При анализе панельных данных я использовал многоуровневые модели со случайными / смешанными эффектами для решения проблем автокорреляции (т. Е. Наблюдения сгруппированы внутри отдельных лиц во времени) с другими параметрами, добавленными для корректировки некоторой спецификации времени и шоков интереса. , ARMA / ARIMA, похоже, предназначены для решения подобных проблем.

Ресурсы, которые я нашел в Интернете, обсуждают либо временные ряды (ARMA / ARIMA), либо модели смешанных эффектов, но помимо того, что они основаны на регрессии, я не понимаю взаимосвязи между ними. Можно ли использовать ARMA / ARIMA из многоуровневой модели? Есть ли смысл в том, что эти два эквивалента или избыточны?

Ответы или ссылки на ресурсы, которые обсуждают это, было бы замечательно.

Бенджамин Мако Хилл
источник

Ответы:

11

Я думаю, что самый простой способ взглянуть на это состоит в том, чтобы заметить, что ARMA и подобные модели предназначены для того, чтобы делать разные вещи, чем многоуровневые модели, и использовать разные данные.

Анализ временных рядов обычно имеет длинные временные ряды (возможно, сотни или даже тысячи временных точек), и основная цель состоит в том, чтобы посмотреть, как меняется одна переменная во времени. Существуют сложные методы решения многих проблем - не только автокорреляции, но и сезонности, других периодических изменений и так далее.

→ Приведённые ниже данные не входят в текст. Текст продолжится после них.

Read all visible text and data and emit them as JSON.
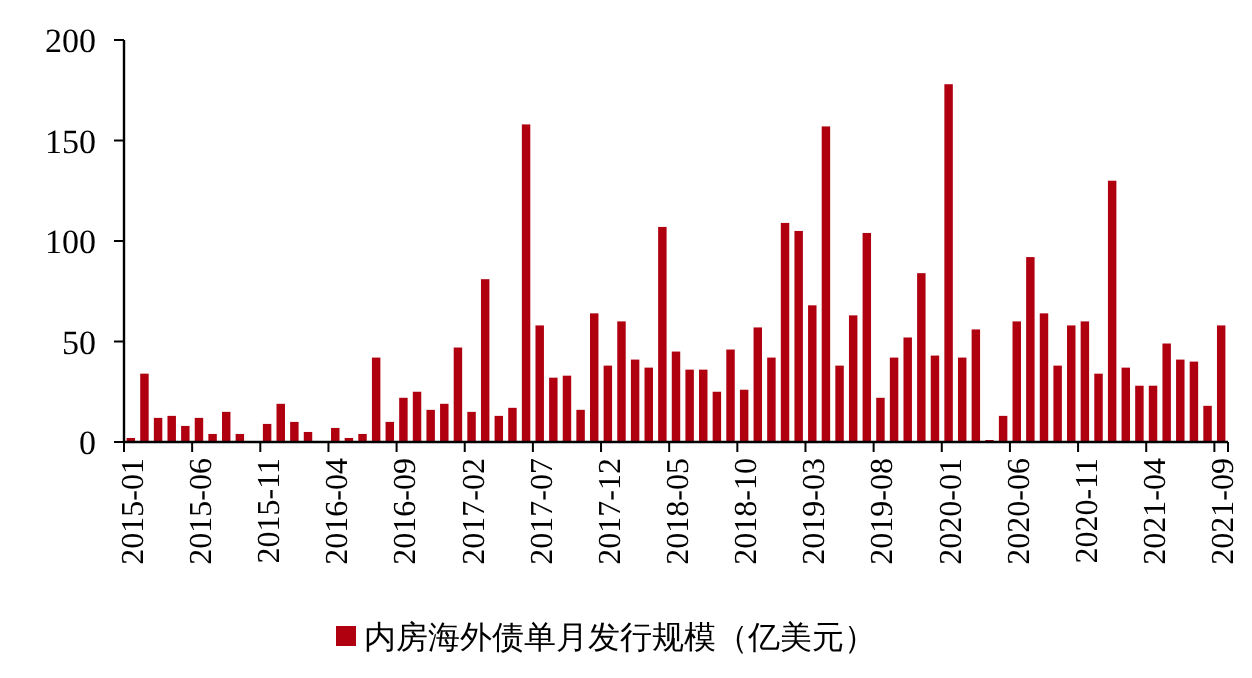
{
  "chart_data": {
    "type": "bar",
    "categories": [
      "2015-01",
      null,
      null,
      null,
      null,
      "2015-06",
      null,
      null,
      null,
      null,
      "2015-11",
      null,
      null,
      null,
      null,
      "2016-04",
      null,
      null,
      null,
      null,
      "2016-09",
      null,
      null,
      null,
      null,
      "2017-02",
      null,
      null,
      null,
      null,
      "2017-07",
      null,
      null,
      null,
      null,
      "2017-12",
      null,
      null,
      null,
      null,
      "2018-05",
      null,
      null,
      null,
      null,
      "2018-10",
      null,
      null,
      null,
      null,
      "2019-03",
      null,
      null,
      null,
      null,
      "2019-08",
      null,
      null,
      null,
      null,
      "2020-01",
      null,
      null,
      null,
      null,
      "2020-06",
      null,
      null,
      null,
      null,
      "2020-11",
      null,
      null,
      null,
      null,
      "2021-04",
      null,
      null,
      null,
      null,
      "2021-09"
    ],
    "series": [
      {
        "name": "内房海外债单月发行规模（亿美元）",
        "color": "#b0000f",
        "values": [
          2,
          34,
          12,
          13,
          8,
          12,
          4,
          15,
          4,
          0,
          9,
          19,
          10,
          5,
          0,
          7,
          2,
          4,
          42,
          10,
          22,
          25,
          16,
          19,
          47,
          15,
          81,
          13,
          17,
          158,
          58,
          32,
          33,
          16,
          64,
          38,
          60,
          41,
          37,
          107,
          45,
          36,
          36,
          25,
          46,
          26,
          57,
          42,
          109,
          105,
          68,
          157,
          38,
          63,
          104,
          22,
          42,
          52,
          84,
          43,
          178,
          42,
          56,
          1,
          13,
          60,
          92,
          64,
          38,
          58,
          60,
          34,
          130,
          37,
          28,
          28,
          49,
          41,
          40,
          18,
          58
        ]
      }
    ],
    "ylim": [
      0,
      200
    ],
    "yticks": [
      0,
      50,
      100,
      150,
      200
    ],
    "legend": "bottom",
    "grid": false
  }
}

Многоуровневые модели являются продолжением регрессии. Обычно у них относительно мало временных точек (хотя их может быть много), и основная цель - изучить взаимосвязь между зависимой переменной и несколькими независимыми переменными. Эти модели не так хорошо справляются со сложными отношениями между переменной и временем, отчасти потому, что они обычно имеют меньше временных точек (сложно взглянуть на сезонность, если у вас нет нескольких данных для каждого сезона).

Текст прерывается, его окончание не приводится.